Highlights & Insights

  • The Training Objective as a Metric: Defining "model-relative nativeness" via PPL is clean and transferable; it requires no labels and naturally aligns with the ESM objective. This approach of "PPL as nativeness" can be applied to any masked sequence model.
  • Geometric Primary Axis ≈ Loss Proxy: The correlation \(\rho > 0.92\) between PC1 and PPL across architectures suggests that masked pLMs may spontaneously develop a dominant direction aligned with model fit—a strong empirical phenomenon worthy of theorization.
  • "Probe minus PPL" = Residual Signal: Using the AUC gap between two readouts of the same model cleanly separates "reconstruction difficulty" from "viral-specific information," offering a more convincing methodology than simply observing successful classification.
  • Analogy to Multilingual Models: The authors suggest that low-resource languages/dialects in multilingual LMs are counterparts to viral proteins in pLMs—a cross-domain hypothesis to test if the nativeness axis is a universal property of large masked sequence models.

Limitations & Future Work

  • The main analysis focuses on the ESM family; evidence for ProGen2/EvoDiff is preliminary. Systematic surveys across architectures and scales remain for future work, as family rankings under scaling are objective-dependent.
  • Observation: The fixed threshold \(\mathrm{PPL}<5\) for "nativeness" is an empirical choice; since absolute PPL scales vary across model families, cross-family comparisons of "natived proportions" should be cautious. The "homolog explanation" for family nativeness is currently a qualitative attribution rather than a systematic causal test.
  • Biosecurity implications are conservatively stated as "potentially supplementing homology screening"; actual deployment systems were not evaluated. Better viral-like discrimination also implies dual-use risks.
  • Future work: Fine-tuning on viral sequences could lower viral PPL and push them toward the native zone without damaging probe performance. Understanding the mathematical/statistical origin of the nativeness axis (high-dimensional mixture geometry? general property of masking?) is the most valuable follow-up direction.
  • vs. Ofer & Linial (Viral/Cellular Linear Separability): They proved viral and cellular proteins are linearly separable via mean-pooled ESM2 embeddings but did not explain the driver. Ours uses PPL and the Nativeness Axis to decompose this into "low nativeness + residual signal."
  • vs. Gurev et al. (Viral Mutation Effect Benchmarks): They found pLMs lag on viral benchmarks. Ours provides a geometric reason—viruses lie in a displaced zone relative to cellular priors—and proposes "low nativeness" as a diagnostic (caution should be used for zero-shot predictions in low-nativeness families).
  • vs. SAE-based Mechanistic Interpretability (Adams/Simon/Silberg, etc.): These works use Sparse Autoencoders to find binding sites or structural motifs but rarely examine viral proteins.
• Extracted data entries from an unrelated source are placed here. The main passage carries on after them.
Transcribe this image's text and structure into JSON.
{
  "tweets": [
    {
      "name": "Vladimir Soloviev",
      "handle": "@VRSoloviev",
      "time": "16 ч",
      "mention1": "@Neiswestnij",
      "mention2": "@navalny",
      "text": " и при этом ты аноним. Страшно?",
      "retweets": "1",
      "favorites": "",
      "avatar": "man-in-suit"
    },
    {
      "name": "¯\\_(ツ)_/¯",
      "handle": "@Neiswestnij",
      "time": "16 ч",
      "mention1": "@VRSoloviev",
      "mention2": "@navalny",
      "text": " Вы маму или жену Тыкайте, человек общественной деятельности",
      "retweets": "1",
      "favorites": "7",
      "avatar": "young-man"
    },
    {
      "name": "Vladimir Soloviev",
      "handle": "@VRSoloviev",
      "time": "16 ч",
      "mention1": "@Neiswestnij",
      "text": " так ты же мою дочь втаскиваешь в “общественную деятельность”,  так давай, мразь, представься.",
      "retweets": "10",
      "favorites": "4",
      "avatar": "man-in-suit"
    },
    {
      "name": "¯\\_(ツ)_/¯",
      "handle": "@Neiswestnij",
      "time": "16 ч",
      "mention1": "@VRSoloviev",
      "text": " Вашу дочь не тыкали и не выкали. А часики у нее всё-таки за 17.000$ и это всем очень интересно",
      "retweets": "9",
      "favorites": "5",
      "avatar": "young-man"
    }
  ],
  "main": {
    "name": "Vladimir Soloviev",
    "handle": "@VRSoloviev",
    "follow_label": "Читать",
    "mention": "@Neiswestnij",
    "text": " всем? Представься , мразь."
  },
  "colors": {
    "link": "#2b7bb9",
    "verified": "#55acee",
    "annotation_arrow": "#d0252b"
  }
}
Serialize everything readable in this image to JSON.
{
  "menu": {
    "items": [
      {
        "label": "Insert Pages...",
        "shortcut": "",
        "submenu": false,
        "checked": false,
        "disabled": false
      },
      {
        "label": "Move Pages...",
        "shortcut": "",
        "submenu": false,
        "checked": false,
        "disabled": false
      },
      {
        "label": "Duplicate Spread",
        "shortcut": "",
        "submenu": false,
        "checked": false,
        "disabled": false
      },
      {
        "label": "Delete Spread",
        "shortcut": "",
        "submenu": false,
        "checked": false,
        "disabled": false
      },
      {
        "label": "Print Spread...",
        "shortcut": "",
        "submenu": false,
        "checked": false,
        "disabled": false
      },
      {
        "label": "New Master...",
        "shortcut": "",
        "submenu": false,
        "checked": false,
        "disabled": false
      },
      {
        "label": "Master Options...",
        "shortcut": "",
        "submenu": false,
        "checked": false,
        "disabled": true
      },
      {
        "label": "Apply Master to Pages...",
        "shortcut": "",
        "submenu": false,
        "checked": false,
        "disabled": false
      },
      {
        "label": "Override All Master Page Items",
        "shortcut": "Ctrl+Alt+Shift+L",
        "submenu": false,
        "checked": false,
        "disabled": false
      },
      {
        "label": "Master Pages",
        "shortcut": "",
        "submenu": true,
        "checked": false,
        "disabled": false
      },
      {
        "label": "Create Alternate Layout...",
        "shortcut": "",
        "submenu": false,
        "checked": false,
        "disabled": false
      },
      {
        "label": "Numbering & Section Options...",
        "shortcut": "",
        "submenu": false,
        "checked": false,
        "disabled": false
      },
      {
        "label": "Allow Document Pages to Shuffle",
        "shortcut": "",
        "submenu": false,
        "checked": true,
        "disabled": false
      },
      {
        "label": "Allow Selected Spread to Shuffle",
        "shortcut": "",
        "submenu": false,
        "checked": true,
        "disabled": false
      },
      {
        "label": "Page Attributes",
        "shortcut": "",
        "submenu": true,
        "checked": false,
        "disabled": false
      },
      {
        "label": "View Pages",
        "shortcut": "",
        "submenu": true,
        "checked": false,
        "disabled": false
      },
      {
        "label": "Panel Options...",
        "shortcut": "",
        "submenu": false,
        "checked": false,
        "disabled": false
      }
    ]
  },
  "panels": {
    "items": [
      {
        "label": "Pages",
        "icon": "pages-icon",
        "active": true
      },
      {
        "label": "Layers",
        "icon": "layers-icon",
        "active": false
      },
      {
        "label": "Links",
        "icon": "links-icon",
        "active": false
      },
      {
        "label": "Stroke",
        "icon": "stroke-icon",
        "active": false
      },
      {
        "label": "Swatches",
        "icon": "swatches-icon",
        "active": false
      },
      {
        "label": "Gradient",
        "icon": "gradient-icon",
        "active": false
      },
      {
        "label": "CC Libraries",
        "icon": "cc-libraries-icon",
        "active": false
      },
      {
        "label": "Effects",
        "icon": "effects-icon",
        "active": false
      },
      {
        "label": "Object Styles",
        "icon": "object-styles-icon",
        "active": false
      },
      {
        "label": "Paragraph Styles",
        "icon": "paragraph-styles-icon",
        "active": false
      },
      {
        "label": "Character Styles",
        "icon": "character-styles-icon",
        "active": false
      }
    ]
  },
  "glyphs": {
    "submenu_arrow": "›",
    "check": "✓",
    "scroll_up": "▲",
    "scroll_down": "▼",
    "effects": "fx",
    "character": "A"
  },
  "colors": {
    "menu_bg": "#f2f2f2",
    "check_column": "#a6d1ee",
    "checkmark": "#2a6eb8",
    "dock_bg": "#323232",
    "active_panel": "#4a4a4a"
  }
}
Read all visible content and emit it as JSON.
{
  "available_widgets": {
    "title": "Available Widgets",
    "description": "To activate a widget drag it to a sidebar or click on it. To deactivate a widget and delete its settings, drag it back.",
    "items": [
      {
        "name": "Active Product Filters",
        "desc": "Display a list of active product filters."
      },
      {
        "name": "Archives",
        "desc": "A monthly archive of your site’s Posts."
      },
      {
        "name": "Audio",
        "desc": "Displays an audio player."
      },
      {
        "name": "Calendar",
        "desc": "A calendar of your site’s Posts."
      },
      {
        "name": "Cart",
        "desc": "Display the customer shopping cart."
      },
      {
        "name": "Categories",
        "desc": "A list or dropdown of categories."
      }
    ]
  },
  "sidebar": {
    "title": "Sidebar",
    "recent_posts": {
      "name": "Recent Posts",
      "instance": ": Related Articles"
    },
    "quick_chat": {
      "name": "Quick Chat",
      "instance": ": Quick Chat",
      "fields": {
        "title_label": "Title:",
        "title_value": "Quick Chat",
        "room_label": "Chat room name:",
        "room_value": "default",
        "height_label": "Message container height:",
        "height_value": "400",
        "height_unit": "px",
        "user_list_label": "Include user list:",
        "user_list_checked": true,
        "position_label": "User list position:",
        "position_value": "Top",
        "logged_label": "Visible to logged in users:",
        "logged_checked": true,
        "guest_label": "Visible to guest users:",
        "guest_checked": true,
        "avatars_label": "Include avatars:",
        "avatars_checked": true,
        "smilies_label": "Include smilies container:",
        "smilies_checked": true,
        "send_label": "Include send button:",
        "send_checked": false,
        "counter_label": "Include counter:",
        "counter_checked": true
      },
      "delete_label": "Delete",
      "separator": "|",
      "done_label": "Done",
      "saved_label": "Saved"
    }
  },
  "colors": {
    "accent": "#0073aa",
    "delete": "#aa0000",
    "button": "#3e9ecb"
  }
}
Ours fills the gap regarding whether pLMs encode viral-specific signals and provides quantitative answers via linear probing.

Rating

  • Novelty: ⭐⭐⭐⭐⭐ Using viral proteins as probes to discover and name the "nativeness axis" is a fresh and unifying perspective.
  • Experimental Thoroughness: ⭐⭐⭐⭐ Spans three ESM families, three orders of scale, involves ProGen2/EvoDiff, and includes homology-de-leaking and low FPR analysis.
  • Writing Quality: ⭐⭐⭐⭐⭐ Driven by two clear questions; the geometric findings and biological interpretations are naturally bridged.
  • Value: ⭐⭐⭐⭐ Provides a transferable diagnostic (nativeness) for pLM interpretability and offers practical insights for viral screening and biosecurity.